Musicians in the Indianapolis Symphony Orchestra have agreed to a new three-year labor agreement that will raise their base compensation 9.3 percent over the length of the contract and boost orchestra employment from 74 to 76.
The contract, announced Friday morning, is the first labor agreement the musicians have approved since 2006 to contain an overall wage increase.
The last two agreements—a three-year deal reached in 2009 and five-year pact agreed to in 2012—contained pay cuts demanded by ISO management as it dealt with financial woes experienced in the wake of the Great Recession.
Under terms of the new collective bargaining agreement, the ISO musicians, represented by Local 3 of the American Federation of Musicians, will see base compensation go from $70,000 in the 2016-17 season (the final year of their current contract) to $76,500 in the 2019-20 season.
The agreement also calls for the musicians to pay a bigger share for health care benefits because of rising insurance costs and addresses “scheduling issues to provide greater work relief,” the ISO said, without providing specifics.
The contract won’t change retirement benefits or the number of annual work weeks, the ISO said.
“The Board of Directors is delighted that an agreement was reached 14 months in advance of the current contract expiration,” said Indianapolis Symphony Orchestra Board Chairman Vince Caponi in a written statement. “This agreement is a strong indication of the progress the ISO has made over the past four years.”
In 2009, the then-87-member orchestra accepted a 12-percent pay cut that was expected to save the struggling ISO $4 million over three years.
Three years later, however, the ISO was in the midst of a full-blown financial crisis brought on by shrinking donations, lower ticket sales and an endowment that took a hard hit from market woes during the recession.
A labor dispute between musicians and the ISO resulted in a month-long lockout and led to the cancellation of the first five shows of the 2012-13 season.
Musicians eventually agreed to a five-year contract that contained steep pay cuts and reduced the number of orchestra members from 87 to 74. Base pay was slashed 32 percent in the first year, from $78,000 to $53,000, and rose to $70,000 in the final contract year, a 10-percent pay cut from the final year of the previous pact.

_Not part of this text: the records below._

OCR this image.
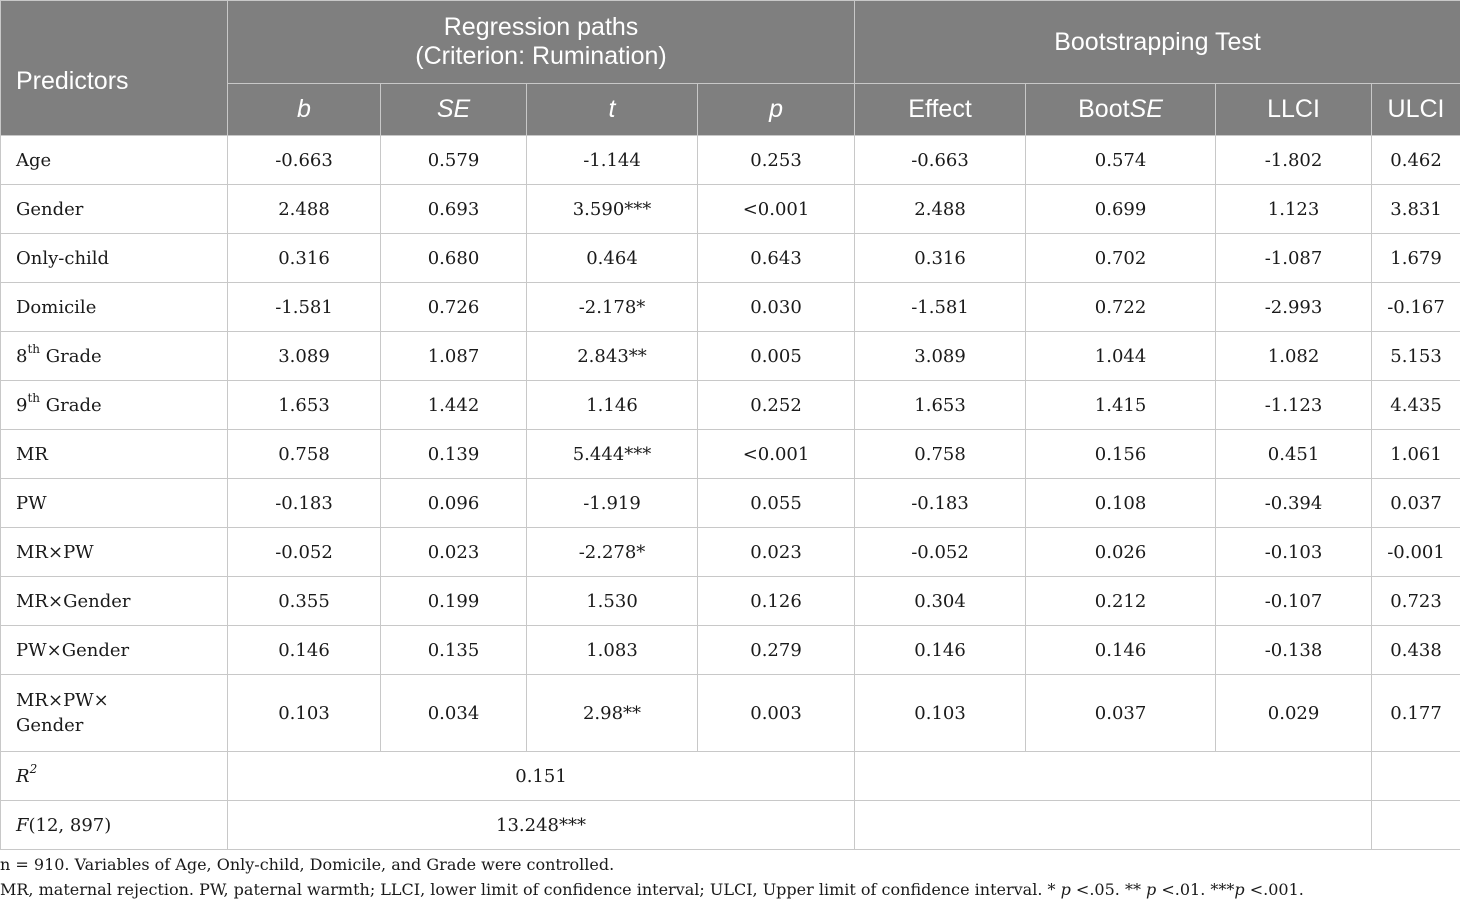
Predictors	Regression paths
(Criterion: Rumination)				Bootstrapping Test			
	b	SE	t	p	Effect	BootSE	LLCI	ULCI
Age	-0.663	0.579	-1.144	0.253	-0.663	0.574	-1.802	0.462
Gender	2.488	0.693	3.590***	<0.001	2.488	0.699	1.123	3.831
Only-child	0.316	0.680	0.464	0.643	0.316	0.702	-1.087	1.679
Domicile	-1.581	0.726	-2.178*	0.030	-1.581	0.722	-2.993	-0.167
8th Grade	3.089	1.087	2.843**	0.005	3.089	1.044	1.082	5.153
9th Grade	1.653	1.442	1.146	0.252	1.653	1.415	-1.123	4.435
MR	0.758	0.139	5.444***	<0.001	0.758	0.156	0.451	1.061
PW	-0.183	0.096	-1.919	0.055	-0.183	0.108	-0.394	0.037
MR×PW	-0.052	0.023	-2.278*	0.023	-0.052	0.026	-0.103	-0.001
MR×Gender	0.355	0.199	1.530	0.126	0.304	0.212	-0.107	0.723
PW×Gender	0.146	0.135	1.083	0.279	0.146	0.146	-0.138	0.438

MR×PW×
Gender	0.103	0.034	2.98**	0.003	0.103	0.037	0.029	0.177
$R^2$	0.151							
F(12, 897)	13.248***							
n = 910. Variables of Age, Only-child, Domicile, and Grade were controlled.
MR, maternal rejection. PW, paternal warmth; LLCI, lower limit of confidence interval; ULCI, Upper limit of confidence interval. * p <.05. ** p <.01. ***p <.001.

“So much of the credit for this success goes to our musicians and the sacrifices they made back in 2012,” Caponi said. “We are grateful for the collaborative working relationship which made this early agreement possible.”
The ISO cited a “string of positive developments” for allowing it to afford the pay raises.
The orchestra has reported three straight years of budget surpluses that started in fiscal year 2013
Ticket sales have seen double-digit growth and fundraising has jumped more than 50 percent since 2012-13, the ISO said.
Finances also were boosted by a $10 million donation from the Lilly Endowment in November 2015.
“This new agreement is a result of the constructive and collaborative approach taken by ISO musicians and management, and our shared commitment to the future of this great orchestra,” ISO CEO Gary Ginstling said in written remarks. “The agreement sets the stage for a number of strategic initiatives to engage our audiences digitally as well as in the concert hall, enhance our profile regionally and nationally, and grow revenue to sustain the ISO for years to come.”